FIRE ON MISSISSIPPI AVE.
I was awakened by the voices of men shouting. I rolled over in bed to see Jean, standing in front of the window. Her naked body was illuminated by the flashing red and orange lights of emergency vehicles. “Your building’s on fire.” she proclaimed. I jumped out of bed, into jeans and a shirt, grabbed the keys to the shop, and dashed out. I ran across the yard and down to Mississippi Avenue. There in front of the shop, with smoke pouring out of the roof, a group of firemen with hoses stood ready to attack the fire. They were waiting for a young fireman, with a large ax. He raised the ax and took aim at the latch of the steel door to the shop. I ran up to them yelling “WAIT! Please use the key?” The young firefighter let the ax fall onto his shoulder as he turned to look at me. His expression was that of a disappointed teenager who had been turned down for a date. He pointed to the latch and asked “You got a key?” I gave it to him. Two firemen cautiously stepped through the door into the smoke and flame, manning a large hose, they washed down the interior of the shop. Then others pulled burning furnishings from the shop out into the street and soaked them. Other firemen were spraying water on the fire through the partially collapsed roof. I watched all this unfold from across the street. My concern was more for Leonard, the man who rented this shop space from me. My building insurance would cover the cost of reconstruction but not the loss of his contents. I doubted that Leonard had insurance.
In less than fifteen minutes, the fire crew had put out the blaze. A river of black water poured out of the door of what had been Leonard’s little market. The firemen quickly turned to the task of loading equipment back onto their fire trucks. Laughing and joking, quite pleased with themselves. They climbed into their fire engines and drove away, leaving a steaming pile of debris blocking half of Mississippi Avenue. It was 2:00 AM. I climbed the stairs and joined Jean for what was left of the night’s sleep.
I arose early the next morning to survey the fire damage and clear the debris from the street. As I was hauling the charred furnishing out of the traffic lane, a man in a suit approached and introduced himself as the fire inspector. He had come to examine the scene and determine the cause of the fire. He asked questions about the financial status of the business, questions intended to determine if I had set the fire. He inquired about Leonard and how his business was doing. He also spoke, with the tenants who rented the apartment above the store.

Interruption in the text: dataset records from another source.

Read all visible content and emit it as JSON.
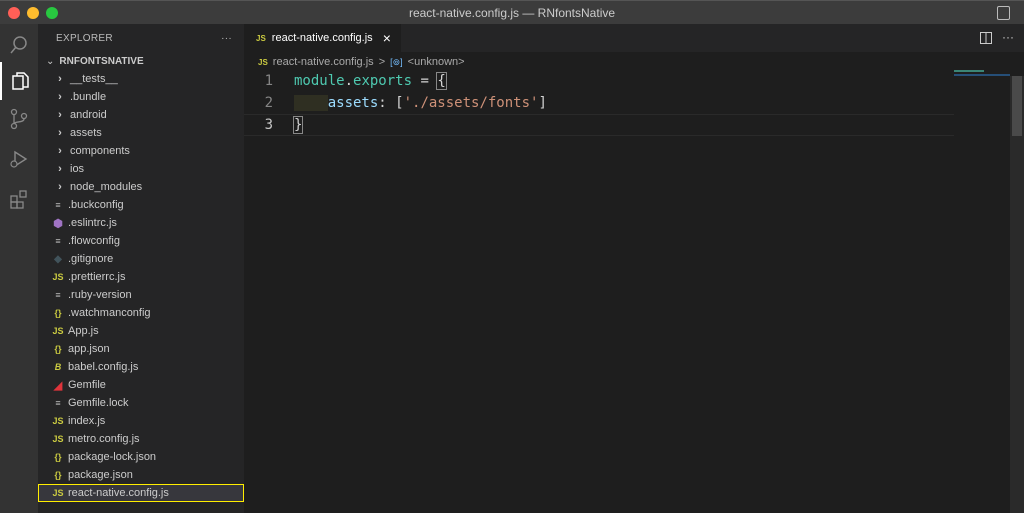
{
  "window": {
    "title": "react-native.config.js — RNfontsNative"
  },
  "sidebar": {
    "title": "EXPLORER",
    "more": "···",
    "root": "RNFONTSNATIVE",
    "items": [
      {
        "label": "__tests__",
        "type": "folder",
        "icon": "chevron-right-icon"
      },
      {
        "label": ".bundle",
        "type": "folder",
        "icon": "chevron-right-icon"
      },
      {
        "label": "android",
        "type": "folder",
        "icon": "chevron-right-icon"
      },
      {
        "label": "assets",
        "type": "folder",
        "icon": "chevron-right-icon"
      },
      {
        "label": "components",
        "type": "folder",
        "icon": "chevron-right-icon"
      },
      {
        "label": "ios",
        "type": "folder",
        "icon": "chevron-right-icon"
      },
      {
        "label": "node_modules",
        "type": "folder",
        "icon": "chevron-right-icon"
      },
      {
        "label": ".buckconfig",
        "type": "file",
        "icon": "text-file-icon"
      },
      {
        "label": ".eslintrc.js",
        "type": "file",
        "icon": "eslint-icon"
      },
      {
        "label": ".flowconfig",
        "type": "file",
        "icon": "text-file-icon"
      },
      {
        "label": ".gitignore",
        "type": "file",
        "icon": "git-icon"
      },
      {
        "label": ".prettierrc.js",
        "type": "file",
        "icon": "js-icon"
      },
      {
        "label": ".ruby-version",
        "type": "file",
        "icon": "text-file-icon"
      },
      {
        "label": ".watchmanconfig",
        "type": "file",
        "icon": "json-icon"
      },
      {
        "label": "App.js",
        "type": "file",
        "icon": "js-icon"
      },
      {
        "label": "app.json",
        "type": "file",
        "icon": "json-icon"
      },
      {
        "label": "babel.config.js",
        "type": "file",
        "icon": "babel-icon"
      },
      {
        "label": "Gemfile",
        "type": "file",
        "icon": "ruby-icon"
      },
      {
        "label": "Gemfile.lock",
        "type": "file",
        "icon": "text-file-icon"
      },
      {
        "label": "index.js",
        "type": "file",
        "icon": "js-icon"
      },
      {
        "label": "metro.config.js",
        "type": "file",
        "icon": "js-icon"
      },
      {
        "label": "package-lock.json",
        "type": "file",
        "icon": "json-icon"
      },
      {
        "label": "package.json",
        "type": "file",
        "icon": "json-icon"
      },
      {
        "label": "react-native.config.js",
        "type": "file",
        "icon": "js-icon",
        "selected": true
      }
    ]
  },
  "icons": {
    "js": "JS",
    "json": "{}"
  },
  "editor": {
    "tab": "react-native.config.js",
    "close": "×",
    "breadcrumb": {
      "file": "react-native.config.js",
      "sep": ">",
      "symbol": "<unknown>"
    },
    "lines": [
      {
        "n": "1",
        "tokens": [
          [
            "module",
            "#4ec9b0"
          ],
          [
            ".",
            "#d4d4d4"
          ],
          [
            "exports",
            "#4ec9b0"
          ],
          [
            " = ",
            "#d4d4d4"
          ],
          [
            "{",
            "#d4d4d4"
          ]
        ]
      },
      {
        "n": "2",
        "tokens": [
          [
            "    ",
            "#d4d4d4"
          ],
          [
            "assets",
            "#9cdcfe"
          ],
          [
            ": [",
            "#d4d4d4"
          ],
          [
            "'./assets/fonts'",
            "#ce9178"
          ],
          [
            "]",
            "#d4d4d4"
          ]
        ]
      },
      {
        "n": "3",
        "tokens": [
          [
            "}",
            "#d4d4d4"
          ]
        ]
      }
    ]
  },
  "colors": {
    "accent": "#ffee00",
    "js": "#cbcb41"
  }
}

He determined that the tenant of the apartment above the shop had carelessly flipped a cigarette butt into the dry leaves on the roof of the shop. The fire in the leaves ignited the bitumen membrane roofing. Which burned through the plywood roof deck pouring burning tar down into the shop setting the shop contents ablaze. The tenant denied it and said it must have been a vagrant who threw his cigarette butt up onto the roof from the avenue below.
When the shop owner, Leonard, came to work to find his shop had burned he was not as distraught as I had anticipated. His reaction was to ask me to rebuild it as a delicatessen. He wanted to feature his special southern barbecue. He asked that I provide two additional sinks. He would provide the rest of the interior equipment and furnishings.
Over the next several months of summer and into the fall I would come home after my eight-to-five job, strap on a carpenter’s apron, and go to work rebuilding Leonard’s Little Store into Grandfather’s Delicatessen.